Dive Brief:
- Dollar store retailer 99 Cents Only named Jack Sinclair, the company’s chief merchandising and marketing officer, as its new CEO, according to a Friday press release from the company. Sinclair joined 99 Cents Only in 2015 and once headed Walmart’s U.S. grocery business.
- Sinclair will take over the CEO spot from Geoffrey Covert, who is retiring. As part of the executive shuffle, Jason Kidd, senior vice president of store operations, has been appointed as chief operating officer.
- 99 Cents Only also announced that it expected revenue for the previous fiscal year to be as much as $2.27 billion — a potential rise of 12% from $2.02 billion in the previous year — and that same-store sales rose by as much as 8.5%. The retailer expects fourth quarter same-store sales to be up 6% to 7%, making for eight consecutive quarters of positive same-store sales, 99 Cents Only said.
Dive Insight:
The deep discounter’s shift in chief executive comes as 99 Cents Only tries to keep its balance sheet under control.
99 Cents Only Stores operate in a low-margin space that's only gotten more competitive as Dollar General, Dollar Tree, Walmart and others battle for market share. According to CreditRiskMonitor, which tracks the financial risks associated with companies with publicly traded stock or bonds, 99 Cents Only’s risk of filing for bankruptcy is as high as 50%. (In determining risk, the service looks at stock volatility, credit agency ratings, key financial metrics and predictive data gathered from the use of its own platform.)

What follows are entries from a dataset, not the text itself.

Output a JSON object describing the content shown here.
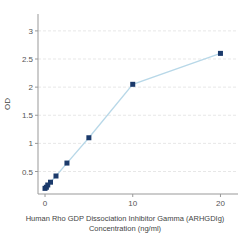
{
  "chart_data": {
    "type": "line",
    "x": [
      0,
      0.156,
      0.313,
      0.625,
      1.25,
      2.5,
      5,
      10,
      20
    ],
    "values": [
      0.2,
      0.22,
      0.26,
      0.31,
      0.42,
      0.65,
      1.1,
      2.05,
      2.6
    ],
    "color": "#b8d8e8",
    "colors": [
      "#1b3a6b",
      "#1b3a6b",
      "#1b3a6b",
      "#1b3a6b",
      "#1b3a6b",
      "#1b3a6b",
      "#1b3a6b",
      "#1b3a6b",
      "#1b3a6b"
    ],
    "marker": "square",
    "xlabel": "Human Rho GDP Dissociation Inhibitor Gamma (ARHGDIg)\nConcentration (ng/ml)",
    "ylabel": "OD",
    "xlim": [
      -0.8,
      22
    ],
    "ylim": [
      0.1,
      3.3
    ],
    "xticks": [
      0,
      10,
      20
    ],
    "yticks": [
      0.5,
      1,
      1.5,
      2,
      2.5,
      3
    ],
    "grid": "y"
  }
}
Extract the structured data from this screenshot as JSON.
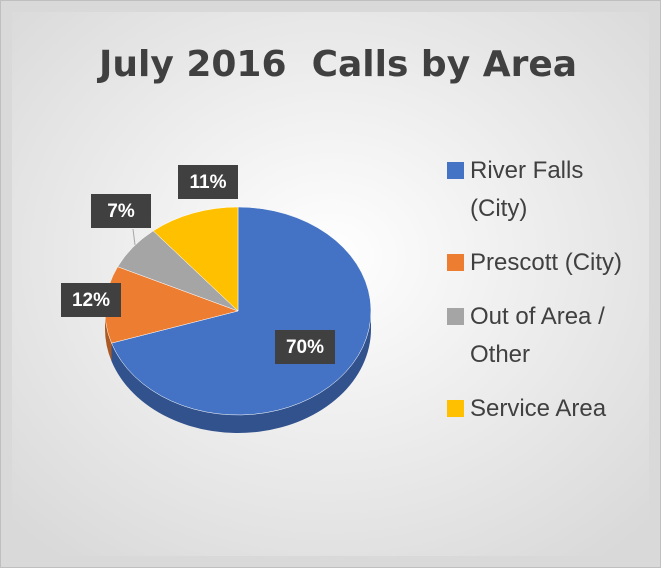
{
  "chart_data": {
    "type": "pie",
    "title": "July 2016  Calls by Area",
    "categories": [
      "River Falls (City)",
      "Prescott (City)",
      "Out of Area / Other",
      "Service Area"
    ],
    "values": [
      70,
      12,
      7,
      11
    ],
    "value_labels": [
      "70%",
      "12%",
      "7%",
      "11%"
    ],
    "colors": [
      "#4472c4",
      "#ed7d31",
      "#a5a5a5",
      "#ffc000"
    ]
  }
}
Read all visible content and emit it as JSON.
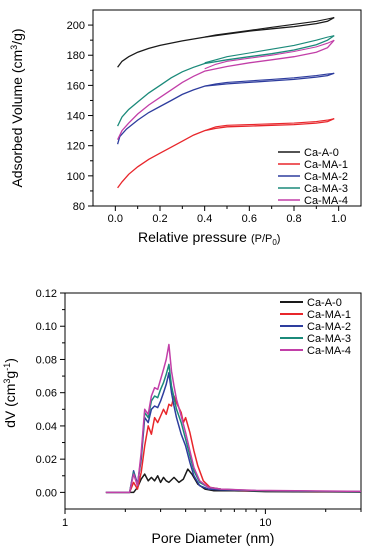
{
  "chart_data": [
    {
      "type": "line",
      "xlabel": "Relative pressure",
      "xlabel_math": "(P/P0)",
      "ylabel": "Adsorbed Volume (cm3/g)",
      "xlim": [
        -0.1,
        1.1
      ],
      "ylim": [
        80,
        210
      ],
      "xticks": [
        "0.0",
        "0.2",
        "0.4",
        "0.6",
        "0.8",
        "1.0"
      ],
      "yticks": [
        "80",
        "100",
        "120",
        "140",
        "160",
        "180",
        "200"
      ],
      "grid": false,
      "legend_position": "bottom-right",
      "series": [
        {
          "name": "Ca-A-0",
          "color": "#1a1a1a",
          "adsorption": [
            [
              0.01,
              172
            ],
            [
              0.03,
              176
            ],
            [
              0.06,
              179
            ],
            [
              0.1,
              182
            ],
            [
              0.15,
              184.5
            ],
            [
              0.2,
              186.5
            ],
            [
              0.3,
              189.5
            ],
            [
              0.4,
              192
            ],
            [
              0.5,
              194
            ],
            [
              0.6,
              196
            ],
            [
              0.7,
              197.5
            ],
            [
              0.8,
              199
            ],
            [
              0.9,
              201
            ],
            [
              0.95,
              202.5
            ],
            [
              0.98,
              205
            ]
          ],
          "desorption": [
            [
              0.98,
              205
            ],
            [
              0.95,
              204
            ],
            [
              0.9,
              202.5
            ],
            [
              0.8,
              200.5
            ],
            [
              0.7,
              198.5
            ],
            [
              0.6,
              196.5
            ],
            [
              0.5,
              194.5
            ],
            [
              0.45,
              193.5
            ],
            [
              0.4,
              192
            ]
          ]
        },
        {
          "name": "Ca-MA-1",
          "color": "#e8262b",
          "adsorption": [
            [
              0.01,
              92
            ],
            [
              0.03,
              96
            ],
            [
              0.06,
              101
            ],
            [
              0.1,
              106
            ],
            [
              0.15,
              111
            ],
            [
              0.2,
              115
            ],
            [
              0.25,
              119
            ],
            [
              0.3,
              123
            ],
            [
              0.35,
              127
            ],
            [
              0.4,
              130
            ],
            [
              0.45,
              131.5
            ],
            [
              0.5,
              132.5
            ],
            [
              0.6,
              133
            ],
            [
              0.7,
              133.5
            ],
            [
              0.8,
              134
            ],
            [
              0.9,
              135
            ],
            [
              0.95,
              136
            ],
            [
              0.98,
              138
            ]
          ],
          "desorption": [
            [
              0.98,
              138
            ],
            [
              0.95,
              137
            ],
            [
              0.9,
              136
            ],
            [
              0.8,
              135
            ],
            [
              0.7,
              134.5
            ],
            [
              0.6,
              134
            ],
            [
              0.5,
              133.5
            ],
            [
              0.45,
              132.5
            ],
            [
              0.4,
              130
            ]
          ]
        },
        {
          "name": "Ca-MA-2",
          "color": "#2e3d9e",
          "adsorption": [
            [
              0.01,
              121
            ],
            [
              0.02,
              126
            ],
            [
              0.05,
              131
            ],
            [
              0.1,
              137
            ],
            [
              0.15,
              142
            ],
            [
              0.2,
              146
            ],
            [
              0.25,
              150
            ],
            [
              0.3,
              154
            ],
            [
              0.35,
              157
            ],
            [
              0.4,
              159.5
            ],
            [
              0.5,
              161
            ],
            [
              0.6,
              162
            ],
            [
              0.7,
              163
            ],
            [
              0.8,
              164
            ],
            [
              0.9,
              165.5
            ],
            [
              0.95,
              166.5
            ],
            [
              0.98,
              168
            ]
          ],
          "desorption": [
            [
              0.98,
              168
            ],
            [
              0.95,
              167.5
            ],
            [
              0.9,
              166.5
            ],
            [
              0.8,
              165
            ],
            [
              0.7,
              164
            ],
            [
              0.6,
              163
            ],
            [
              0.5,
              162
            ],
            [
              0.45,
              161
            ],
            [
              0.4,
              159.5
            ]
          ]
        },
        {
          "name": "Ca-MA-3",
          "color": "#1b8a7a",
          "adsorption": [
            [
              0.01,
              133
            ],
            [
              0.03,
              139
            ],
            [
              0.06,
              144
            ],
            [
              0.1,
              149
            ],
            [
              0.15,
              155
            ],
            [
              0.2,
              160
            ],
            [
              0.25,
              165
            ],
            [
              0.3,
              169
            ],
            [
              0.35,
              172
            ],
            [
              0.4,
              174.5
            ],
            [
              0.5,
              177
            ],
            [
              0.6,
              179
            ],
            [
              0.7,
              181
            ],
            [
              0.8,
              183.5
            ],
            [
              0.9,
              187
            ],
            [
              0.95,
              190
            ],
            [
              0.98,
              193
            ]
          ],
          "desorption": [
            [
              0.98,
              193
            ],
            [
              0.95,
              192
            ],
            [
              0.9,
              190
            ],
            [
              0.8,
              186.5
            ],
            [
              0.7,
              184
            ],
            [
              0.6,
              181.5
            ],
            [
              0.5,
              179
            ],
            [
              0.45,
              177
            ],
            [
              0.4,
              175
            ]
          ]
        },
        {
          "name": "Ca-MA-4",
          "color": "#c23fa8",
          "adsorption": [
            [
              0.01,
              124
            ],
            [
              0.03,
              130
            ],
            [
              0.06,
              135
            ],
            [
              0.1,
              141
            ],
            [
              0.15,
              147
            ],
            [
              0.2,
              152
            ],
            [
              0.25,
              157
            ],
            [
              0.3,
              162
            ],
            [
              0.35,
              166
            ],
            [
              0.4,
              169.5
            ],
            [
              0.5,
              172.5
            ],
            [
              0.6,
              175
            ],
            [
              0.7,
              177
            ],
            [
              0.8,
              179
            ],
            [
              0.9,
              182
            ],
            [
              0.95,
              185
            ],
            [
              0.98,
              190
            ]
          ],
          "desorption": [
            [
              0.98,
              190
            ],
            [
              0.95,
              188
            ],
            [
              0.9,
              185.5
            ],
            [
              0.8,
              182.5
            ],
            [
              0.7,
              180
            ],
            [
              0.6,
              178
            ],
            [
              0.5,
              176
            ],
            [
              0.45,
              174
            ],
            [
              0.4,
              171
            ]
          ]
        }
      ]
    },
    {
      "type": "line",
      "xlabel": "Pore Diameter (nm)",
      "ylabel": "dV (cm3g-1)",
      "xscale": "log",
      "xlim": [
        1,
        30
      ],
      "ylim": [
        -0.01,
        0.12
      ],
      "xticks": [
        "1",
        "10"
      ],
      "yticks": [
        "0.00",
        "0.02",
        "0.04",
        "0.06",
        "0.08",
        "0.10",
        "0.12"
      ],
      "grid": false,
      "legend_position": "top-right",
      "series": [
        {
          "name": "Ca-A-0",
          "color": "#1a1a1a",
          "points": [
            [
              1.6,
              0
            ],
            [
              2.2,
              0
            ],
            [
              2.3,
              0.003
            ],
            [
              2.4,
              0.008
            ],
            [
              2.5,
              0.011
            ],
            [
              2.6,
              0.007
            ],
            [
              2.7,
              0.009
            ],
            [
              2.8,
              0.007
            ],
            [
              2.9,
              0.01
            ],
            [
              3.0,
              0.006
            ],
            [
              3.1,
              0.009
            ],
            [
              3.2,
              0.007
            ],
            [
              3.3,
              0.006
            ],
            [
              3.5,
              0.009
            ],
            [
              3.7,
              0.006
            ],
            [
              3.9,
              0.008
            ],
            [
              4.1,
              0.014
            ],
            [
              4.3,
              0.011
            ],
            [
              4.6,
              0.005
            ],
            [
              5.0,
              0.002
            ],
            [
              5.5,
              0.001
            ],
            [
              7,
              0.001
            ],
            [
              10,
              0.0005
            ],
            [
              20,
              0.0003
            ],
            [
              30,
              0.0002
            ]
          ]
        },
        {
          "name": "Ca-MA-1",
          "color": "#e8262b",
          "points": [
            [
              1.6,
              0
            ],
            [
              2.1,
              0
            ],
            [
              2.2,
              0.006
            ],
            [
              2.3,
              0.002
            ],
            [
              2.4,
              0.012
            ],
            [
              2.5,
              0.028
            ],
            [
              2.6,
              0.04
            ],
            [
              2.7,
              0.035
            ],
            [
              2.8,
              0.045
            ],
            [
              2.9,
              0.042
            ],
            [
              3.0,
              0.046
            ],
            [
              3.1,
              0.05
            ],
            [
              3.2,
              0.047
            ],
            [
              3.3,
              0.053
            ],
            [
              3.4,
              0.052
            ],
            [
              3.5,
              0.058
            ],
            [
              3.6,
              0.054
            ],
            [
              3.8,
              0.048
            ],
            [
              3.9,
              0.042
            ],
            [
              4.0,
              0.045
            ],
            [
              4.2,
              0.036
            ],
            [
              4.4,
              0.025
            ],
            [
              4.6,
              0.016
            ],
            [
              4.9,
              0.007
            ],
            [
              5.3,
              0.003
            ],
            [
              6,
              0.002
            ],
            [
              8,
              0.001
            ],
            [
              12,
              0.0008
            ],
            [
              30,
              0.0004
            ]
          ]
        },
        {
          "name": "Ca-MA-2",
          "color": "#2e3d9e",
          "points": [
            [
              1.6,
              0
            ],
            [
              2.1,
              0
            ],
            [
              2.2,
              0.013
            ],
            [
              2.3,
              0.005
            ],
            [
              2.4,
              0.02
            ],
            [
              2.5,
              0.045
            ],
            [
              2.6,
              0.042
            ],
            [
              2.7,
              0.05
            ],
            [
              2.8,
              0.052
            ],
            [
              2.9,
              0.051
            ],
            [
              3.0,
              0.055
            ],
            [
              3.1,
              0.06
            ],
            [
              3.2,
              0.065
            ],
            [
              3.3,
              0.072
            ],
            [
              3.4,
              0.06
            ],
            [
              3.5,
              0.052
            ],
            [
              3.6,
              0.045
            ],
            [
              3.8,
              0.035
            ],
            [
              4.0,
              0.028
            ],
            [
              4.2,
              0.018
            ],
            [
              4.4,
              0.01
            ],
            [
              4.7,
              0.004
            ],
            [
              5.2,
              0.002
            ],
            [
              6,
              0.0015
            ],
            [
              9,
              0.001
            ],
            [
              30,
              0.0005
            ]
          ]
        },
        {
          "name": "Ca-MA-3",
          "color": "#1b8a7a",
          "points": [
            [
              1.6,
              0
            ],
            [
              2.1,
              0
            ],
            [
              2.2,
              0.012
            ],
            [
              2.3,
              0.004
            ],
            [
              2.4,
              0.022
            ],
            [
              2.5,
              0.048
            ],
            [
              2.6,
              0.045
            ],
            [
              2.7,
              0.055
            ],
            [
              2.8,
              0.058
            ],
            [
              2.9,
              0.057
            ],
            [
              3.0,
              0.062
            ],
            [
              3.1,
              0.066
            ],
            [
              3.2,
              0.071
            ],
            [
              3.3,
              0.077
            ],
            [
              3.4,
              0.064
            ],
            [
              3.5,
              0.057
            ],
            [
              3.6,
              0.05
            ],
            [
              3.8,
              0.042
            ],
            [
              4.0,
              0.032
            ],
            [
              4.2,
              0.022
            ],
            [
              4.4,
              0.013
            ],
            [
              4.7,
              0.006
            ],
            [
              5.2,
              0.003
            ],
            [
              6,
              0.002
            ],
            [
              9,
              0.001
            ],
            [
              30,
              0.0005
            ]
          ]
        },
        {
          "name": "Ca-MA-4",
          "color": "#c23fa8",
          "points": [
            [
              1.6,
              0
            ],
            [
              2.1,
              0
            ],
            [
              2.2,
              0.011
            ],
            [
              2.3,
              0.004
            ],
            [
              2.4,
              0.024
            ],
            [
              2.5,
              0.05
            ],
            [
              2.6,
              0.047
            ],
            [
              2.7,
              0.058
            ],
            [
              2.8,
              0.063
            ],
            [
              2.9,
              0.062
            ],
            [
              3.0,
              0.068
            ],
            [
              3.1,
              0.074
            ],
            [
              3.2,
              0.08
            ],
            [
              3.3,
              0.089
            ],
            [
              3.4,
              0.073
            ],
            [
              3.5,
              0.064
            ],
            [
              3.6,
              0.056
            ],
            [
              3.8,
              0.046
            ],
            [
              4.0,
              0.036
            ],
            [
              4.2,
              0.025
            ],
            [
              4.4,
              0.015
            ],
            [
              4.7,
              0.007
            ],
            [
              5.2,
              0.003
            ],
            [
              6,
              0.002
            ],
            [
              9,
              0.0012
            ],
            [
              30,
              0.0006
            ]
          ]
        }
      ]
    }
  ]
}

The 35-year-old chain is yet another struggling retailer owned by private equity. (Ares Management, the Canadian Pension Plan Investment Board and the Gold-Schiffer family bought the chain out in January 2012.)
Despite the discount retailer's high leverage and debt rates, it has seen some success in improving performance. In June, the company reported a net sales increase of 6.7% and same-store sales increase of 6.9%, which Covert attributed to improvements in merchandising and stocking as well as improved logistics execution and reduced shrink. Moody's analysts also point out that 99 Cents Only has installed a perpetual inventory system and has seen positive same-store sales growth for several quarters in a row.
Yet, the company is still losing money. For the first half of the previous year, the company narrowed its loss by nearly $20 million compared to last year, to $42.4 million. Its sales increased during that time as well by about $8 million, to $1.1 billion.
In November, 99 Cents Only said it had amended a term loan facility by three years, from 2019 to 2022. As part of the arrangement, $130 million of the existing first lien term loans held by the the company’s equity sponsors were converted to a new second lien term loan facility. In December S&P, which had downgraded the company in the fall, upgraded the retailer’s debt, saying 99 Cents Only had better liquidity as a result of the amendment. But S&P also issued a negative outlook at the time over analysts' view that "leverage remains very high, and we still view the company's capital structure as unsustainable."
In one effort to boost sales, the company unveiled a new website this year, meant to improve the user experience and create a "treasure hunt experience" through a feed of social content generated by customers.